Görünen o ki, Hamas saldırısının başarısı İsraillilerin büyük bir bölümünün intikam alma, çözüm ve uzlaşı projeleri hakkında hiçbir şey düşünmeden öldürme, tehdit ve toplu cezalandırmada diretme isteği duymasına neden oldu. İsrail oluşumunun kuruluşundan bu yana uluslararası toplumdan bugünkü kadar destek görmediğini belirtmeyi de unutmayalım.
Diğer tarafta bugün Hamas'ı ileri karakolu olarak kullanan İran ve direniş ekseni de bu savaşla kapsamlı çözümü ortadan kaldırmış oldu. Tahran'ın bugün amaçladığı şey, İsrail ile Hizbullah arasındaki savaşı durduran 1701 sayılı BM ateşkes kararına benzeyen ve taraflarının İsrail ile Hamas’ın olacağı bir BM ateşkes kararıdır. İran bu kan gölü ile bir taşla pek çok kuş vurdu; İsrail'in siyasi, askeri ve istihbarat açısından itibarını yerle bir etti. Bölgedeki araçlarının konumunu güçlendirdi, Filistin Ulusal Otoritesini zayıflattı. Barış kampanyasını ve bölgedeki çatışmaları bitirme politikasını durdurdu. Bölgenin çoğu ülkesinde istikrarsızlaştırıcı müdahaleci politikalarını sürdürmesine olanak tanıyan huzursuzluk ve durgunluğun sürekliliğini temin etti.

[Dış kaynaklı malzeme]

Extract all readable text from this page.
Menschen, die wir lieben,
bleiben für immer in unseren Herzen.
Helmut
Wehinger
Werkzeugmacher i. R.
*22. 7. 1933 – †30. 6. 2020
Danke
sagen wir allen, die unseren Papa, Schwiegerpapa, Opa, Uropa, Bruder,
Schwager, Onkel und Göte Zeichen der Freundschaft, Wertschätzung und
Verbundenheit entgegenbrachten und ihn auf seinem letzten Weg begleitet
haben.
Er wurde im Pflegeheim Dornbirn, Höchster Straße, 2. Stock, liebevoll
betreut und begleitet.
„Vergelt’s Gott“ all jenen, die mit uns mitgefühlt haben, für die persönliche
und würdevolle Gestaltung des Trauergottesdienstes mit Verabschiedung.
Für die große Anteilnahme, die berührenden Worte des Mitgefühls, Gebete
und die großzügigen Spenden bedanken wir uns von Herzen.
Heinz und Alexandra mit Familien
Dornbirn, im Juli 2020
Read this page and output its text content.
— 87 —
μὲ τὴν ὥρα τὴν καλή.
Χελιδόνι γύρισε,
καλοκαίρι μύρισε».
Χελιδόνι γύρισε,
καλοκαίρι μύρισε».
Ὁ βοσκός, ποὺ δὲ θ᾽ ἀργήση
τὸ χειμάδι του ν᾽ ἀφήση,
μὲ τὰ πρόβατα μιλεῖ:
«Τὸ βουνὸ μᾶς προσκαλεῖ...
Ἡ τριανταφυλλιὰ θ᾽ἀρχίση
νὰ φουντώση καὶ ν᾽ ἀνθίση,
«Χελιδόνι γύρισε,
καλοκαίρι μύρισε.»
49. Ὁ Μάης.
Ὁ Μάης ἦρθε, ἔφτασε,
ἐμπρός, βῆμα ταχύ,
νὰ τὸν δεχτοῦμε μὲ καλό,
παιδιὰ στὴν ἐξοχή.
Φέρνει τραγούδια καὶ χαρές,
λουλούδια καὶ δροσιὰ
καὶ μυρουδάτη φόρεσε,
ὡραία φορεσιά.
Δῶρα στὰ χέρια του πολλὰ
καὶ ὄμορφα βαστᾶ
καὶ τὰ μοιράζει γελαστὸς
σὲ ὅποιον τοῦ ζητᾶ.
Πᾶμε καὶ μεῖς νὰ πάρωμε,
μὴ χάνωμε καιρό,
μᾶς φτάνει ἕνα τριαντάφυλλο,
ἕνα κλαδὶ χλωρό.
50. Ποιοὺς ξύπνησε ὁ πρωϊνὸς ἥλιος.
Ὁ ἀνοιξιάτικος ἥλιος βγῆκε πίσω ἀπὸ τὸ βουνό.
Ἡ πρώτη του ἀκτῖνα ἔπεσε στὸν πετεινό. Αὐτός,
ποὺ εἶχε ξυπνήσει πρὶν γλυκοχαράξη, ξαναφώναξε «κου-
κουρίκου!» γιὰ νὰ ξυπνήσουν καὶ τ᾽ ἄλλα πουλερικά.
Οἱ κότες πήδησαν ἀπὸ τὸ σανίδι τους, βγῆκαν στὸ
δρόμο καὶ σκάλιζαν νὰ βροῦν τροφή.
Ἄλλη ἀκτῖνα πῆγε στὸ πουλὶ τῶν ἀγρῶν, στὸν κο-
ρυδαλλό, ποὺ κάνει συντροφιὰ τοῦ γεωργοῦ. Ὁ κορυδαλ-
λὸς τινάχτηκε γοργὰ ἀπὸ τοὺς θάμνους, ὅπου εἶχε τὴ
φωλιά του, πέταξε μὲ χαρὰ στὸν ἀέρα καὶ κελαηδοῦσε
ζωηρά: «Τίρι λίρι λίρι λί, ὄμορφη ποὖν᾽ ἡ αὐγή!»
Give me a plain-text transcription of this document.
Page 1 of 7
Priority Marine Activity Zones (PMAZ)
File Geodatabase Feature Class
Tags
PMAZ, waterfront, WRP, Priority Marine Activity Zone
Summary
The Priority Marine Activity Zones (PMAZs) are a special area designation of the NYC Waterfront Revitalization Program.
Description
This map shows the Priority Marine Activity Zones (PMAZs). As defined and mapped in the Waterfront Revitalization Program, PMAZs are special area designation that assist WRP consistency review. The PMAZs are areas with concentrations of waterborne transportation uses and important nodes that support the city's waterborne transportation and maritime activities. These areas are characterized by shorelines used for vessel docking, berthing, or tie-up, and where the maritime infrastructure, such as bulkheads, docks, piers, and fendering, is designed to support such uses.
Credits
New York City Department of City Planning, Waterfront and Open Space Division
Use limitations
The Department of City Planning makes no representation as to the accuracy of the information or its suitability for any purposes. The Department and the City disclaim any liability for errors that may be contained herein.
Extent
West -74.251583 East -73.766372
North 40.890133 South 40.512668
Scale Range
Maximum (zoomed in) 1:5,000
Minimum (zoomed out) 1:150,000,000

Gazze operasyonu ve hastane katliamından sonra işlerin mevcut yönde gelişmesi, İran'a ihtiyaç duyduğu kartların çoğunu verdi. Bu kartlar arasında kendisini, müttefiklerini ve araçlarını Filistin haklarının savunucusu ve İsrail’i yenmeye gücü yeten taraf olarak göstermek, bu savaşın İsrail oluşumunun yıkılması ve yok edilmesi (söz konusu eksen için bu kesin bir kanaattir) aşamasının başlangıcı olduğunu ortaya koymak da var. Washington ise kaybetmiş gibi görünüyor, çünkü Gazze operasyonu onu askeri olarak Doğu Akdeniz'de bir güç gösterisi yaparak, siyasi olarak da Biden'ın beklenen ama hastane katliamının boşa çıkardığı ziyareti ile bölgeye geri döndürdü.
Hiç şüphe yok ki şu anda acil ve gerekli olan, akan kanın ve sebepsiz ölümlerin durdurulmasıdır. Dönemsel şiddet olaylarına, her zamanki gibi ölümleri bir sonraki savaş turuna erteleyen çözümlere, kurbanların birer sayıya dönüştürülmesinin ardından deklare edilen zaferle sevinmeye son verilmesi de bir o kadar önemlidir. Bu gerçek, Biden ve yönetiminin krize karşı tutumunda katı olmasını ve siyasi çözüm konusunda her zamankinden daha fazla ısrar etmesini gerektiriyor. Filistin Otoritesi ve Arap ortaklarla birlikte ilerlemek için İsrail'de bir olağanüstü hâl hükümetinin veya gelecekte kurulacak bir ulusal birlik hükümetinin varlığından ve şiddet yanlısı aşırılık yanlılarının geçici de olsa gerilemelerinden yararlanmak gerekiyor. Özellikle Suudi Arabistan, Ürdün ve Mısır ile en yakın zamanda açıklanacak ve genel başlığı iki devletli çözüm olacak bir nihai çözüm süreci başlatılmalı. Bu süreçte, Binyamin Netanyahu’nun da Hamas gibi ne savaş ne de barış için uygun olmadığının ve bunun da İsrail için bu büyük yenilgiye, Gazze'deki Filistinliler için ise bu korkunç trajediye yol açtığının anlaşılmasının ardından, Filistin ve İsrail kamplarındaki değişiklikler de dikkate alınmalı.